Акимов, выслушав Кравцова, сказал:

— Верно, бешеные!

Кашеваров поддел Акимова:

— А вы, Климент Евграфович, говорили о гуманизме. Да они и слова этого не понимают. И поймут ли когда-нибудь, трудно сказать. Разрешите подать сигнал к атаке?

— Но ведь у них нет даже пушек! На что они рассчитывают, отвергая капитуляцию? — колебался Акимов. Он знал обреченность противника, знал потери немцев: уничтожено и захвачено много танков, орудий, самолетов, вражеские трупы усеяли Сапун-гору, предместья и улицы Севастополя. И после этого отвергать капитуляцию?!

— Разрешите подать сигнал к атаке? — повторил Кашеваров. — Время подошло, товарищ генерал. Наше время… Время победы…

— Разрешаю, Петр Кузьмич. — Акимов вытер платком лицо, взял бинокль и прильнул к амбразуре.

Огненные струи «катюш» перечертили Херсонес, перечертили от края до края.

Акимов, вспомнив, что, по подсчетам оперативников, у Енеке осталось не меньше 30 тысяч солдат и офицеров, в сердцах бросил:

— Преступник! Жалкий игрок!

* * *

Огневой удар изо всех видов оружия длился около часа. За это время Енеке не проронил ни слова: он молча гладил овчарку да исступленно поглядывал на фон Штейца, которому не терпелось выскочить из бункера и повести за собой залегшие под обстрелом войска. Наконец Енеке, сидевший у амбразуры, резко встал и… пристрелил собаку.

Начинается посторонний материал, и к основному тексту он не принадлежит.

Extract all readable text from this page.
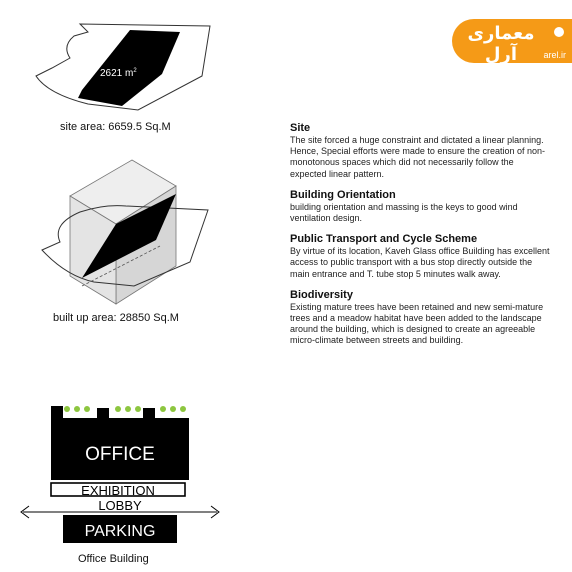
معماری آرل	arel.ir
2621 $m^2$
site area: 6659.5 Sq.M
built up area: 28850 Sq.M
OFFICE
EXHIBITION
LOBBY
PARKING
Office Building

Site

The site forced a huge constraint and dictated a linear planning. Hence, Special efforts were made to ensure the creation of non-monotonous spaces which did not necessarily follow the expected linear pattern.

Building Orientation

building orientation and massing is the keys to good wind ventilation design.

Public Transport and Cycle Scheme

By virtue of its location, Kaveh Glass office Building has excellent access to public transport with a bus stop directly outside the main entrance and T. tube stop 5 minutes walk away.

Biodiversity

Existing mature trees have been retained and new semi-mature trees and a meadow habitat have been added to the landscape around the building, which is designed to create an agreeable micro-climate between streets and building.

— Фон Штейц, теперь наш черед! Мы поднимем войска, бросим на русских! — Генерал выскочил из бункера. — Мы поднимем! — повторил он.

В этот момент «катюши» прекратили огонь, и Енеке услышал сквозь ослабевший гул:

— Немцы! Вы обречены! Складывайте оружие! К вам обращается немецкий офицер Густав Крайцер. Русские гарантируют вам жизнь и отправку на родину…

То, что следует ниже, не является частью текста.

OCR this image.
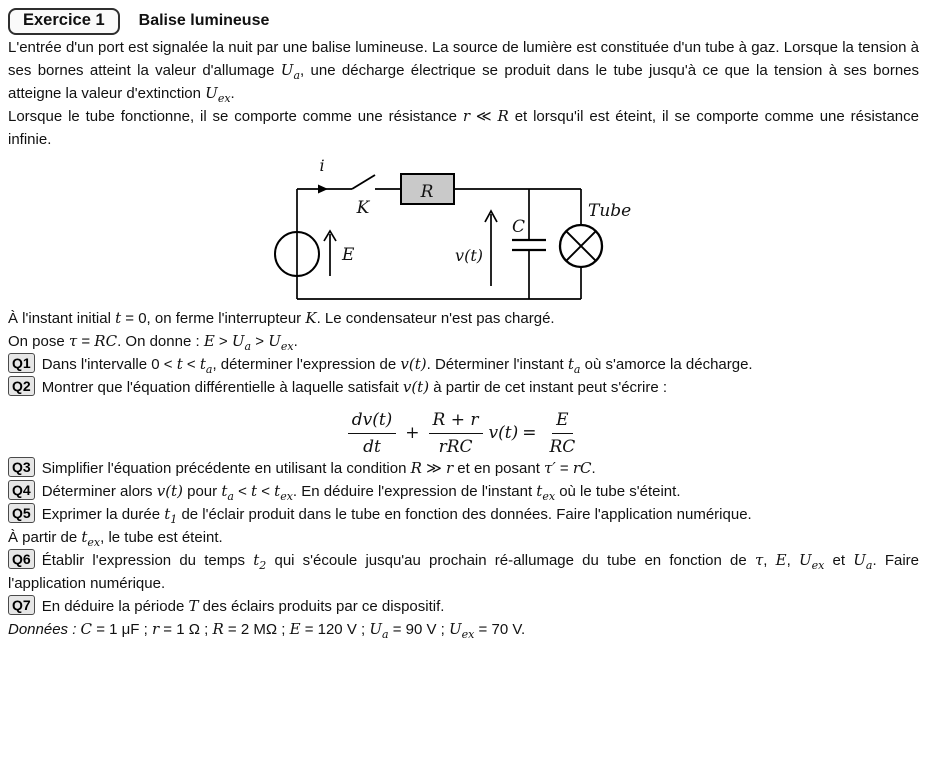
Exercice 1	Balise lumineuse

L'entrée d'un port est signalée la nuit par une balise lumineuse. La source de lumière est constituée d'un tube à gaz. Lorsque la tension à ses bornes atteint la valeur d'allumage $U_a$, une décharge électrique se produit dans le tube jusqu'à ce que la tension à ses bornes atteigne la valeur d'extinction $U_{ex}$.

Lorsque le tube fonctionne, il se comporte comme une résistance r ≪ R et lorsqu'il est éteint, il se comporte comme une résistance infinie.

i
K
R
E	v(t)
C
Tube

À l'instant initial t = 0, on ferme l'interrupteur K. Le condensateur n'est pas chargé.

On pose τ = RC. On donne : $E > U_a > U_{ex}$.

Q1 Dans l'intervalle $0 < t < t_a$, déterminer l'expression de v(t). Déterminer l'instant $t_a$ où s'amorce la décharge.

Q2 Montrer que l'équation différentielle à laquelle satisfait v(t) à partir de cet instant peut s'écrire :

$\frac{dv(t)}{dt} + \frac{R + r}{\text{rRC}} v(t) = \frac{E}{RC}$

Q3 Simplifier l'équation précédente en utilisant la condition R ≫ r et en posant τ′ = rC.

Q4 Déterminer alors v(t) pour $t_a < t < t_{ex}$. En déduire l'expression de l'instant $t_{ex}$ où le tube s'éteint.

Q5 Exprimer la durée $t_1$ de l'éclair produit dans le tube en fonction des données. Faire l'application numérique.

À partir de $t_{ex}$, le tube est éteint.

Q6 Établir l'expression du temps $t_2$ qui s'écoule jusqu'au prochain ré-allumage du tube en fonction de τ, E, $U_{ex}$ et $U_a$. Faire l'application numérique.

Q7 En déduire la période T des éclairs produits par ce dispositif.

Données : C = 1 μF ; r = 1 Ω ; R = 2 MΩ ; E = 120 V ; $U_a = 90$ V ; $U_{ex} = 70$ V.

Енеке выпучил глаза на фон Штейца.

— Фон Штейц! — крикнул он. — Где твоя агитация?! Черт бы тебя побрал, за мной!..

Фон Штейц, еле поспевая за генералом, думал: «О Германия! Похоже, национал-социалистские идеи покидают солдатские души!» Однако он бежал, не отставая от Енеке, старался быть с ним рядом. Зачем и для чего быть рядом, он не задумывался, бежал и бежал до тех пор, пока не увидел справа и слева выброшенные солдатами белые флаги…

— Изменники! Убрать! Расстреляю! Вперед!

— Господин генерал! — позвал Штейц Енеке.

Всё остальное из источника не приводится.